Der nachhaltig und klug denkende Volkswirt stellt neben einem Budget noch einen Vermögenshaushalt auf. Darin werden alle erbrachten Werte und Leistungen aufgeführt, die für den Fortbestand des Unternehmens oder eines Landes wichtig sind. Und so betrachtet stellt sich die Lage anders dar: Es wird deutlich, welche enormen Investitionen Eltern in Form von Zeit, Aufmerksamkeit, Liebe und zentral auch Geld in das Aufwachsen der nächsten Generation des Landes stecken. Wie viel seelische Kompetenz in Form von Geduld, Einfühlungsvermögen und selbstloser Freude am Gedeihen eines kleinen Menschen Mütter und Väter leisten, lässt sich in den Kategorien der Bertelsmann-Forscher nicht abbilden.

In den Vermögenshaushalt ginge ein, dass die Familien durchschnittlich gut, angestrengt, aber mit familiärem Zusammenhalt durch die Krise gegangen sind, sich gegenseitig gestützt und auch abgelenkt haben von den Sorgen. Nachweislich leben Menschen in dauerhaften Beziehungen länger, sind psychisch gesünder und leiden weniger an Depression und Einsamkeit. In der Corona-Krise waren es die älteren Menschen mit Familien, die sich auf ein „nach Corona“ freuen können, denn dann bekommen sie Besuch von Kindern und Enkeln.
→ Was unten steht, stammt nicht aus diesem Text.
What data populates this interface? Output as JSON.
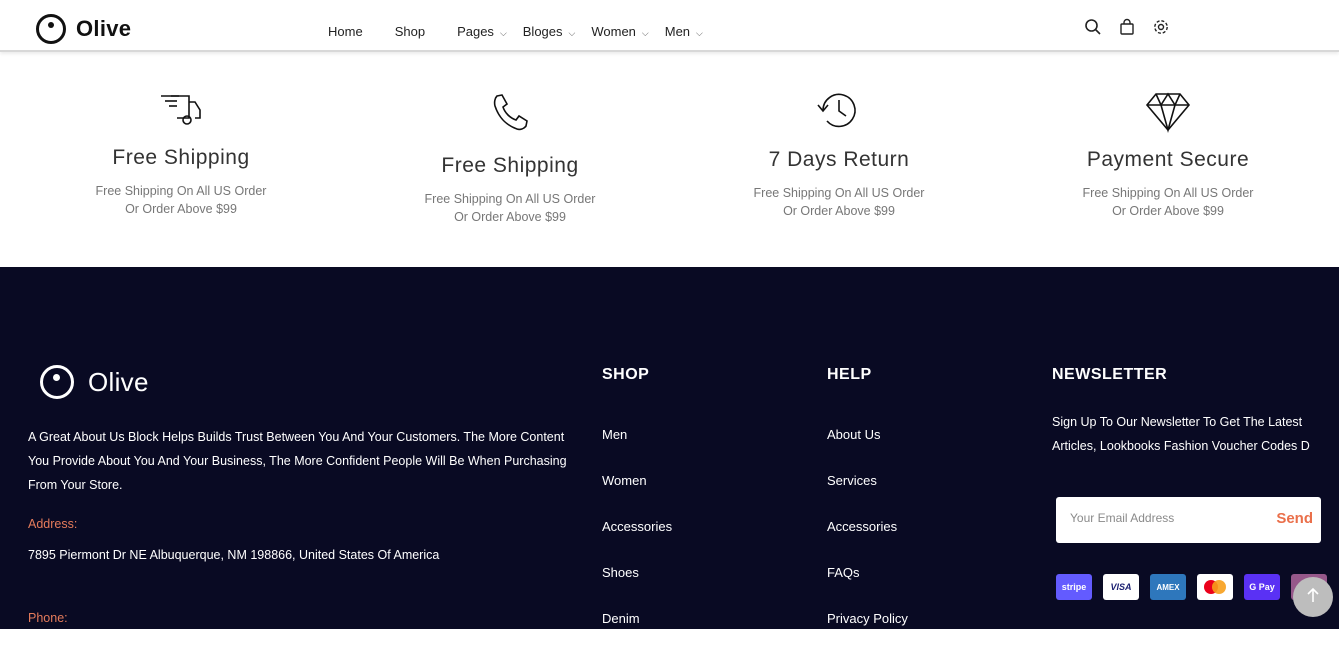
{
  "header": {
    "logo_text": "Olive",
    "nav": [
      {
        "label": "Home",
        "dropdown": false
      },
      {
        "label": "Shop",
        "dropdown": false
      },
      {
        "label": "Pages",
        "dropdown": true
      },
      {
        "label": "Bloges",
        "dropdown": true
      },
      {
        "label": "Women",
        "dropdown": true
      },
      {
        "label": "Men",
        "dropdown": true
      }
    ],
    "icons": [
      "search-icon",
      "shopping-bag-icon",
      "settings-icon"
    ]
  },
  "features": [
    {
      "icon": "delivery-truck-icon",
      "title": "Free Shipping",
      "line1": "Free Shipping On All US Order",
      "line2": "Or Order Above $99"
    },
    {
      "icon": "phone-icon",
      "title": "Free Shipping",
      "line1": "Free Shipping On All US Order",
      "line2": "Or Order Above $99"
    },
    {
      "icon": "history-clock-icon",
      "title": "7 Days Return",
      "line1": "Free Shipping On All US Order",
      "line2": "Or Order Above $99"
    },
    {
      "icon": "diamond-icon",
      "title": "Payment Secure",
      "line1": "Free Shipping On All US Order",
      "line2": "Or Order Above $99"
    }
  ],
  "footer": {
    "logo_text": "Olive",
    "about": "A Great About Us Block Helps Builds Trust Between You And Your Customers. The More Content You Provide About You And Your Business, The More Confident People Will Be When Purchasing From Your Store.",
    "address_label": "Address:",
    "address": "7895 Piermont Dr NE Albuquerque, NM 198866, United States Of America",
    "phone_label": "Phone:",
    "shop": {
      "heading": "SHOP",
      "items": [
        "Men",
        "Women",
        "Accessories",
        "Shoes",
        "Denim"
      ]
    },
    "help": {
      "heading": "HELP",
      "items": [
        "About Us",
        "Services",
        "Accessories",
        "FAQs",
        "Privacy Policy"
      ]
    },
    "newsletter": {
      "heading": "NEWSLETTER",
      "text_line1": "Sign Up To Our Newsletter To Get The Latest",
      "text_line2": "Articles, Lookbooks Fashion Voucher Codes D",
      "placeholder": "Your Email Address",
      "send_label": "Send"
    },
    "payments": [
      {
        "label": "stripe",
        "color": "#635bff"
      },
      {
        "label": "VISA",
        "color": "#ffffff"
      },
      {
        "label": "AMEX",
        "color": "#2e77bc"
      },
      {
        "label": "",
        "color": "#ffffff"
      },
      {
        "label": "G Pay",
        "color": "#5a31f4"
      },
      {
        "label": "",
        "color": "#96588a"
      }
    ]
  },
  "colors": {
    "footer_bg": "#090a23",
    "accent": "#ea6f4a"
  }
}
Die Bertelsmann Studie zeigt, dass sich Bilanzierungen gern auf den Faktor Geld beschränken. Dennoch gründen viele Frauen und Männer der rein wirtschaftlichen Logik zum Trotz Familien, wagen Verantwortung und erwirtschaften Wohlstand auf zwei Feldern: anteilig über ihre Erwerbsarbeit und in Form von gesellschaftlicher Zukunft in ihren Kindern. Beides muss vereinbart werden können, denn beides ist systemrelevant. Als wohlhabende Gesellschaft muss es unser Anspruch sein, die Courage und Zukunftsfreude junger Eltern zu unterstützen, Familien bestmöglich zu sichern, Erziehung und Fürsorge als Leistung und Vermögen anzuerkennen. Ihre Lebensleistung zeigt sich langfristig und muss auch bei der Alterssicherung gerecht bilanziert werden. Das wäre die Aufgabe einer in der Kategorie des „Vermögenshaushaltes“ denkenden Gesellschaft.